U.S. Transportation Secretary Sean Duffy has announced a significant move against Delta Air Lines and Aeromexico, revoking their antitrust immunity due to concerns about an uneven playing field for U.S. airlines in the Mexican aviation market. This decision comes after Duffy’s persistent warnings that Mexico’s limitations on passenger and cargo flights to Mexico City are undermining fair competition.
Since 2016, Delta and Aeromexico have enjoyed joint pricing, scheduling privileges, and revenue-sharing under the antitrust immunity. However, Duffy stated that safeguarding this arrangement no longer makes sense given Mexico’s policies favoring its domestic airlines over U.S. competitors. He specifically criticized the forced transition of cargo operations from Mexico City’s Benito Juarez International Airport to the newly constructed Felipe Angeles International Airport, which is situated over 30 miles from the city center and has been largely overlooked by major international airlines due to its inconvenient location.
The Transportation Secretary indicated that these actions by Mexico violate trade agreements between the two nations and represent an unfair advantage for domestic carriers. He emphasized the need for “definitive action” from Mexico to level the playing field, expressing his frustration over what he described as “empty promises.”
Mexican President Claudia Sheinbaum responded to Duffy’s assertions by defending the decision to shift operations as a necessary technical measure aimed at alleviating congestion at Benito Juarez. She dismissed the notion of sanctions, insisting that the transfer was not directed against U.S. airlines but rather a logistical necessity. She acknowledged that while some U.S. companies had expressed complaints, they had ultimately adapted to the new arrangements.
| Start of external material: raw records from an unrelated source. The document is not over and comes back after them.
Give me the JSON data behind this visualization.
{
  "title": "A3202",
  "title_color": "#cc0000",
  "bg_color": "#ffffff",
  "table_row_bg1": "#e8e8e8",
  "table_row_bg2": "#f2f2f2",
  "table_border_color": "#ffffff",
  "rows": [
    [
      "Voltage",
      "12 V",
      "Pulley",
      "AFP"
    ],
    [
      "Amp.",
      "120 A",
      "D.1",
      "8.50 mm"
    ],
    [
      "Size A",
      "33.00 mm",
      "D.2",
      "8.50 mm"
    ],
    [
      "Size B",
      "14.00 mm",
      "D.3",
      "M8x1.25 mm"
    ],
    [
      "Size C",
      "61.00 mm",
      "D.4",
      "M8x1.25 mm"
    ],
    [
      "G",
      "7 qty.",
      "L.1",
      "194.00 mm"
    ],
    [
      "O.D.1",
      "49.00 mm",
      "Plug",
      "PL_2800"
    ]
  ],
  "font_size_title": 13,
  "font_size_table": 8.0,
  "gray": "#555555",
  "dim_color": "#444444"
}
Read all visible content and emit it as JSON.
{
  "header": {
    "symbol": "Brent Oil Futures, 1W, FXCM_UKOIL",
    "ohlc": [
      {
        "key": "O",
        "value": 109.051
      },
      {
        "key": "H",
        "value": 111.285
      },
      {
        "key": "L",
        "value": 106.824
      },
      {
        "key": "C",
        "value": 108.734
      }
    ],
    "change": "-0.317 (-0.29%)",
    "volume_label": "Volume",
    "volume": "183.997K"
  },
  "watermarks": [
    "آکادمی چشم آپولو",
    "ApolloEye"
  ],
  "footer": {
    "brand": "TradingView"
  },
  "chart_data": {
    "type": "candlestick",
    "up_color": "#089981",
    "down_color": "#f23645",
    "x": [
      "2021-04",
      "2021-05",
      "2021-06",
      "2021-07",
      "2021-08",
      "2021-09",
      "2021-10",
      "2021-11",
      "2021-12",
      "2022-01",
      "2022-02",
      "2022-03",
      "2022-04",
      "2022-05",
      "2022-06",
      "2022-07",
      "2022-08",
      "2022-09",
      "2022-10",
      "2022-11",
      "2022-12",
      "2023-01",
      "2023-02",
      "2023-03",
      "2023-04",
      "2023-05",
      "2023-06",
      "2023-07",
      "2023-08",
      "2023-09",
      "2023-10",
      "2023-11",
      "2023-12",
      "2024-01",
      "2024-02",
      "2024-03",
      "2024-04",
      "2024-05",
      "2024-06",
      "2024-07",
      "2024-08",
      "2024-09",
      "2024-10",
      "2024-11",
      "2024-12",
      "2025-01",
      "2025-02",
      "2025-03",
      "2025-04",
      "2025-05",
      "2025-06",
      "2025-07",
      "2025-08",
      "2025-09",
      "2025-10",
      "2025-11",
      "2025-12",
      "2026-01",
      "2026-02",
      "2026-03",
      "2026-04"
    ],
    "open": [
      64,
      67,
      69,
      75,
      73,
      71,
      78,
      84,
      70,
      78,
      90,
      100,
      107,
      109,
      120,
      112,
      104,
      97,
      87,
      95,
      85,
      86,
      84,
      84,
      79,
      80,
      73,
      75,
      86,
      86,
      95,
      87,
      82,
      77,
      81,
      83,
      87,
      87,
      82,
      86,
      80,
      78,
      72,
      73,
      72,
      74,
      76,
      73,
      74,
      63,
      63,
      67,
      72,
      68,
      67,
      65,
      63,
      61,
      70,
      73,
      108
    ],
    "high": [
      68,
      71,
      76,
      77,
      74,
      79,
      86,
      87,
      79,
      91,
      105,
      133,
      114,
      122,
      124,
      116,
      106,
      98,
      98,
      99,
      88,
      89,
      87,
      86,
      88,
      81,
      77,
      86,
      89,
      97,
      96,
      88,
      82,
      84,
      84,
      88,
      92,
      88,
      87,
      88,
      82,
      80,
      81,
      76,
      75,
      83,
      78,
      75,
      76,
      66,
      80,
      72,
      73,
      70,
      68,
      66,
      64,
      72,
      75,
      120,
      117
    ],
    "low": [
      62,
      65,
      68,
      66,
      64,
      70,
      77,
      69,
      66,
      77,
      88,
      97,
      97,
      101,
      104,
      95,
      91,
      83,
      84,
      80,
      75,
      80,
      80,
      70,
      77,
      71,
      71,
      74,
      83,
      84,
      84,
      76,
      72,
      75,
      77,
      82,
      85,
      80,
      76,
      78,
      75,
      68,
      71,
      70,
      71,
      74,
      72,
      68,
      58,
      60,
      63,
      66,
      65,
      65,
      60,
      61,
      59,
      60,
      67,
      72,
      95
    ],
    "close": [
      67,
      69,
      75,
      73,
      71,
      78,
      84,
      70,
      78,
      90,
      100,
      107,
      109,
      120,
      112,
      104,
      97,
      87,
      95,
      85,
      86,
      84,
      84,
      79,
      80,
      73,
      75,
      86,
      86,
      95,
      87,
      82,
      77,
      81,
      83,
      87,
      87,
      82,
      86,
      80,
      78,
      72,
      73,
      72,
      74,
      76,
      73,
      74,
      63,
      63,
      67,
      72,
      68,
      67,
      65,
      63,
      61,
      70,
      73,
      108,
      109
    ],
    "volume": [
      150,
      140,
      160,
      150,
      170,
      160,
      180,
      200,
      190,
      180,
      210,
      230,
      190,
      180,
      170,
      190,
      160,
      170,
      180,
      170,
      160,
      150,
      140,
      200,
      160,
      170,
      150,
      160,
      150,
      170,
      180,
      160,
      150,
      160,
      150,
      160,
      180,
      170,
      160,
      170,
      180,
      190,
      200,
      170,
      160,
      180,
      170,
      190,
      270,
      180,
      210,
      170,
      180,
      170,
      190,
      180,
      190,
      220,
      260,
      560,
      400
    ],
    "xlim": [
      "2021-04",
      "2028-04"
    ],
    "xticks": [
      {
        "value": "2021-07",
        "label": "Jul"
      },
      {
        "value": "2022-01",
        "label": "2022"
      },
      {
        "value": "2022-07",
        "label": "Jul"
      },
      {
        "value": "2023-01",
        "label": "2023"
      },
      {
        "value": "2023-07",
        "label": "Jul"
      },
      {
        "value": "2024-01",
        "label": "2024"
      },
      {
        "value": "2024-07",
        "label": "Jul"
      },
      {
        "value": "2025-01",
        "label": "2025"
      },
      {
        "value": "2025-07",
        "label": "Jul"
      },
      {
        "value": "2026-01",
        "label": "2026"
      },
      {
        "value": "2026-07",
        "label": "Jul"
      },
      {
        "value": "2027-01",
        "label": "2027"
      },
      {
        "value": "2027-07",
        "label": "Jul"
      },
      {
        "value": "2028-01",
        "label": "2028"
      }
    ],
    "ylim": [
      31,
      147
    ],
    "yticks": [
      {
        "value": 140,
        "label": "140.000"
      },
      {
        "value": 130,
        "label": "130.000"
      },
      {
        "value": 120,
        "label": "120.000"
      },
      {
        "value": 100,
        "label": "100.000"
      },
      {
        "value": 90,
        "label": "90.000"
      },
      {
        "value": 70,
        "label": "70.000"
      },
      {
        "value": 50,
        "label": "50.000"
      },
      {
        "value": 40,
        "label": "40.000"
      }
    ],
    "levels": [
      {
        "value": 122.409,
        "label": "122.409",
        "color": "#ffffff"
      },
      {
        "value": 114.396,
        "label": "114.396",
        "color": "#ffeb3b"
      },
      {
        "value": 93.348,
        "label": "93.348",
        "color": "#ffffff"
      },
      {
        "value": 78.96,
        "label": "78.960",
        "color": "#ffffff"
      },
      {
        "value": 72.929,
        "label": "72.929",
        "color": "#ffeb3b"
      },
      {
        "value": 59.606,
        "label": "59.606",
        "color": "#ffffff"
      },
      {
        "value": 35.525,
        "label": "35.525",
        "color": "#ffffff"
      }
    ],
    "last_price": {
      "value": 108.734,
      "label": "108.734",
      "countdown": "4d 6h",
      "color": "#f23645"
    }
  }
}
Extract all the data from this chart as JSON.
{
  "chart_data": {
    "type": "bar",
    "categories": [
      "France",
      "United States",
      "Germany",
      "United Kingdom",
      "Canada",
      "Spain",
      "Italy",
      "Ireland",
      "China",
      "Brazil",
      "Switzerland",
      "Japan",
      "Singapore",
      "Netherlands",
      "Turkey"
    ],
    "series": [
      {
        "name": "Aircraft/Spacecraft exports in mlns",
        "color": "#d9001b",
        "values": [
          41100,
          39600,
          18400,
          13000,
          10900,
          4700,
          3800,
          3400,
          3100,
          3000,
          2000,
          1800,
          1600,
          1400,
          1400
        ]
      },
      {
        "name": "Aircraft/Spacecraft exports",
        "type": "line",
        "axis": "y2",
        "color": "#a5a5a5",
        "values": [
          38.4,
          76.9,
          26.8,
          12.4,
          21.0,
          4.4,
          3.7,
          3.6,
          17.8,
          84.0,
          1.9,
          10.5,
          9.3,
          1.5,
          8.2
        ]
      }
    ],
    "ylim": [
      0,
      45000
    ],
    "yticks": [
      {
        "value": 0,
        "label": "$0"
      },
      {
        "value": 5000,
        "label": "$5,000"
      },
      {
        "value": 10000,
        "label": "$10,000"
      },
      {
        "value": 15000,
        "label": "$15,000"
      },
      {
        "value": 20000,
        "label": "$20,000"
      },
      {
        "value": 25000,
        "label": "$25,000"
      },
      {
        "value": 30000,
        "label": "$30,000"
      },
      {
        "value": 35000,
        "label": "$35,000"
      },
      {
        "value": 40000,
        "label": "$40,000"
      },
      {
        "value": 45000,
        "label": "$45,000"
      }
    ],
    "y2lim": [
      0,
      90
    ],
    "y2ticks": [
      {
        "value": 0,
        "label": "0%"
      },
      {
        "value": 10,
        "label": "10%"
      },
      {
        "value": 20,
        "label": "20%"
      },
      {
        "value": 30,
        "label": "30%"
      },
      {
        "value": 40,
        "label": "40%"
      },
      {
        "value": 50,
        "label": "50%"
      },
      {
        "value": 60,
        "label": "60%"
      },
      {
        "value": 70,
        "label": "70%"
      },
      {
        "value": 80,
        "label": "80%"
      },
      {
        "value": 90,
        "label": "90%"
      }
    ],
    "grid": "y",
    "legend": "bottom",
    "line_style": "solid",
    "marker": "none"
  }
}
Both airlines have expressed disappointment over the Secretary’s decision but have not yet indicated whether they will challenge it. They argue that they should not be penalized for the actions of the Mexican government and warned that the decision could adversely impact the economies of both Mexico and the United States. With over 40 million passengers traveling to Mexico last year, the airlines have highlighted the extensive connectivity they provide, stating that the dissolution of their partnership could deter about 140,000 American tourists and nearly 90,000 Mexican tourists, leading to a decline in tourism revenue.
In their regulatory filings, Delta and Aeromexico maintained that their alliance has not hindered competition, pointing to the recent expansions of competing airlines such as Viva and Volaris at Benito Juarez, particularly following the collapse of Interjet during the pandemic. Despite Duffy’s order, which is set to take effect in January, the airlines will continue to operate as usual until that time, with no immediate changes to their flight operations or loyalty programs.